More rounds exploded all around Shakespeare, echoing loudly off the concrete and tile, bits of which rained down on hi
m.
He crawled back into the restroom, scrambled to his feet, and sprinted to the other entrance thirty feet away. Peeking around the corner, he spotted four masked men—all pointing right at him. A blinding mass of gunfire tore the walls to shambles and sent him reeling back inside in a rush of heat and smoke.

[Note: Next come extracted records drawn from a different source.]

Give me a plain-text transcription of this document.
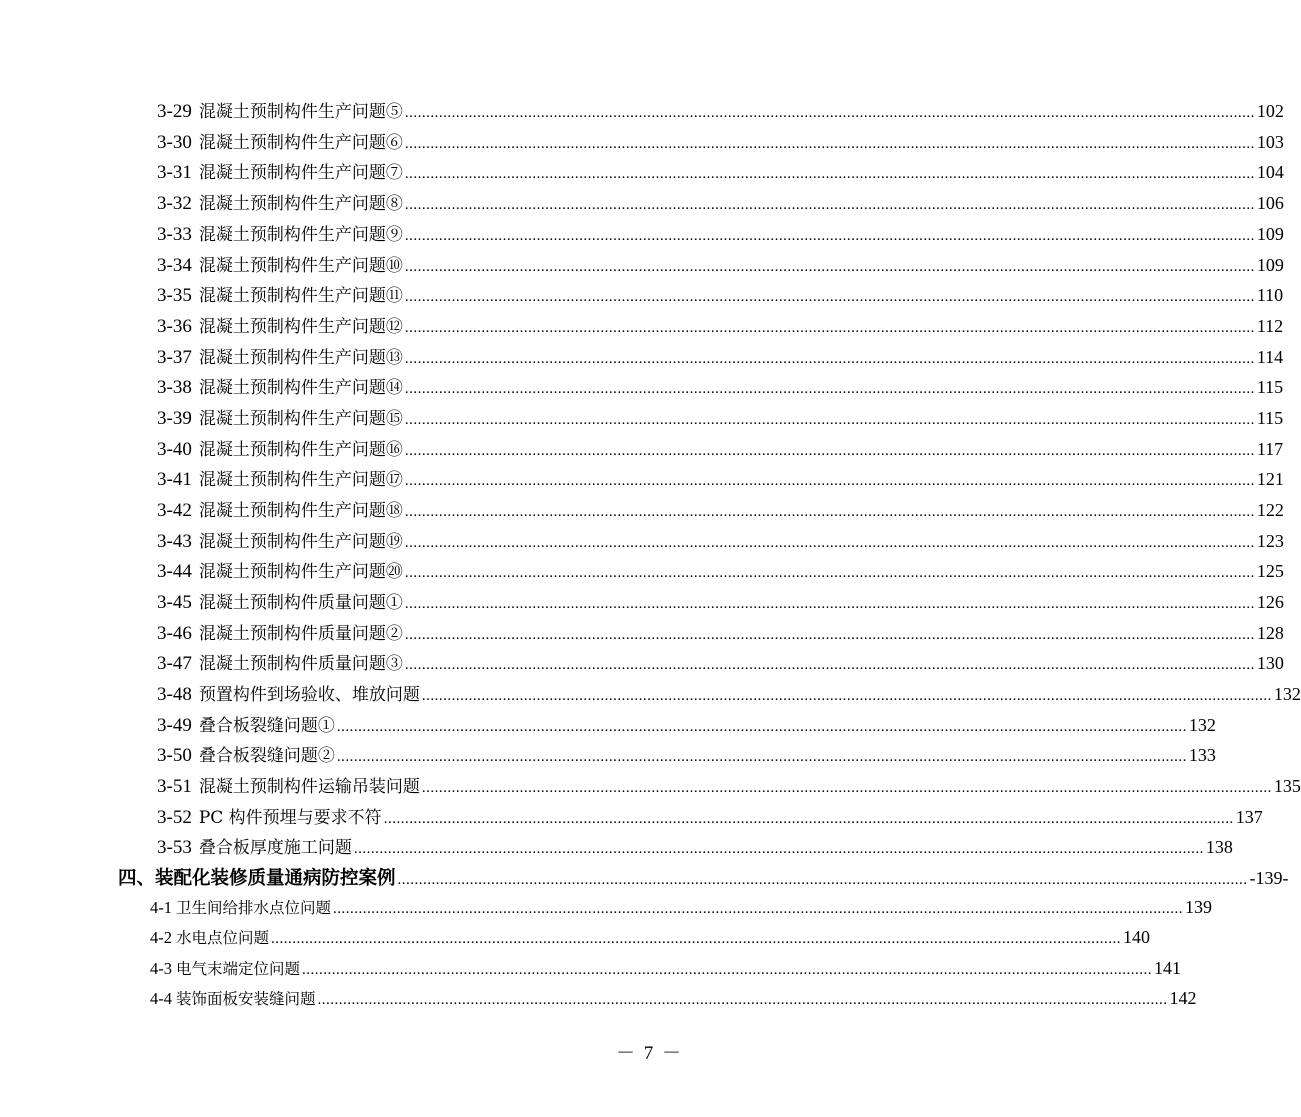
3-29 混凝土预制构件生产问题⑤ ........................................................................................................................................................................................................ 102
3-30 混凝土预制构件生产问题⑥ ........................................................................................................................................................................................................ 103
3-31 混凝土预制构件生产问题⑦ ........................................................................................................................................................................................................ 104
3-32 混凝土预制构件生产问题⑧ ........................................................................................................................................................................................................ 106
3-33 混凝土预制构件生产问题⑨ ........................................................................................................................................................................................................ 109
3-34 混凝土预制构件生产问题⑩ ........................................................................................................................................................................................................ 109
3-35 混凝土预制构件生产问题⑪ ........................................................................................................................................................................................................ 110
3-36 混凝土预制构件生产问题⑫ ........................................................................................................................................................................................................ 112
3-37 混凝土预制构件生产问题⑬ ........................................................................................................................................................................................................ 114
3-38 混凝土预制构件生产问题⑭ ........................................................................................................................................................................................................ 115
3-39 混凝土预制构件生产问题⑮ ........................................................................................................................................................................................................ 115
3-40 混凝土预制构件生产问题⑯ ........................................................................................................................................................................................................ 117
3-41 混凝土预制构件生产问题⑰ ........................................................................................................................................................................................................ 121
3-42 混凝土预制构件生产问题⑱ ........................................................................................................................................................................................................ 122
3-43 混凝土预制构件生产问题⑲ ........................................................................................................................................................................................................ 123
3-44 混凝土预制构件生产问题⑳ ........................................................................................................................................................................................................ 125
3-45 混凝土预制构件质量问题① ........................................................................................................................................................................................................ 126
3-46 混凝土预制构件质量问题② ........................................................................................................................................................................................................ 128
3-47 混凝土预制构件质量问题③ ........................................................................................................................................................................................................ 130
3-48 预置构件到场验收、堆放问题 ........................................................................................................................................................................................................ 132
3-49 叠合板裂缝问题① ........................................................................................................................................................................................................ 132
3-50 叠合板裂缝问题② ........................................................................................................................................................................................................ 133
3-51 混凝土预制构件运输吊装问题 ........................................................................................................................................................................................................ 135
3-52 PC 构件预埋与要求不符 ........................................................................................................................................................................................................ 137
3-53 叠合板厚度施工问题 ........................................................................................................................................................................................................ 138
四、装配化装修质量通病防控案例 ........................................................................................................................................................................................................ -139-
4-1 卫生间给排水点位问题 ........................................................................................................................................................................................................ 139
4-2 水电点位问题 ........................................................................................................................................................................................................ 140
4-3 电气末端定位问题 ........................................................................................................................................................................................................ 141
4-4 装饰面板安装缝问题 ........................................................................................................................................................................................................ 142
－ 7 －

He dashed back to the other entrance, knowing he couldn’t stay in there a second longer or they’d have him. More gunfire rang out in the concourse. He peered around the corner to see the bald bodyguard down cold, bleeding badly, possibly dead. His colleagues were leaning around the pillar, squared off in a gun battle with the hostiles, whose machine-gun fire had shredded parts of the drywall column the bodyguards hid behind.
His phone vibrated.
He had to get out or he’d be trapped.
He checked around the corner. There were five masked men now, all blasting away at the bodyguards. He had to abort the plan to get those doors open.
It was Hedgwick on the phone; he’d have to wait.
Zaher’s loud voice ranted over the PA, but Shakespeare couldn’t make out what he was saying.
Where to?
He couldn’t try to make it to the bowl, or they’d gun him down.
Up high.
Yes, he had to get back to the stairs.
He caught the attention of the bodyguard closest to him, who was sweating profusely and trembling under the hail of gunfire.
“Cover me!” Shakespeare yelled, pointing to the stairwell. “I’m going for the stairs.”
The bodyguards dropped back behind the pillar, and the shooting came to a temporary halt. With their backs to the column, the bodyguards looked at each other, spoke, and wiped their faces. One changed clips. The other reached out tentatively to retrieve the dead colleague’s weapon, but an onslaught of bullets sent him flinching back. He shook his head and said something to his partner.
They raised their guns at the same time, looked at Shakespeare, nodded, and then bent around the pillar, opening fire with all they had.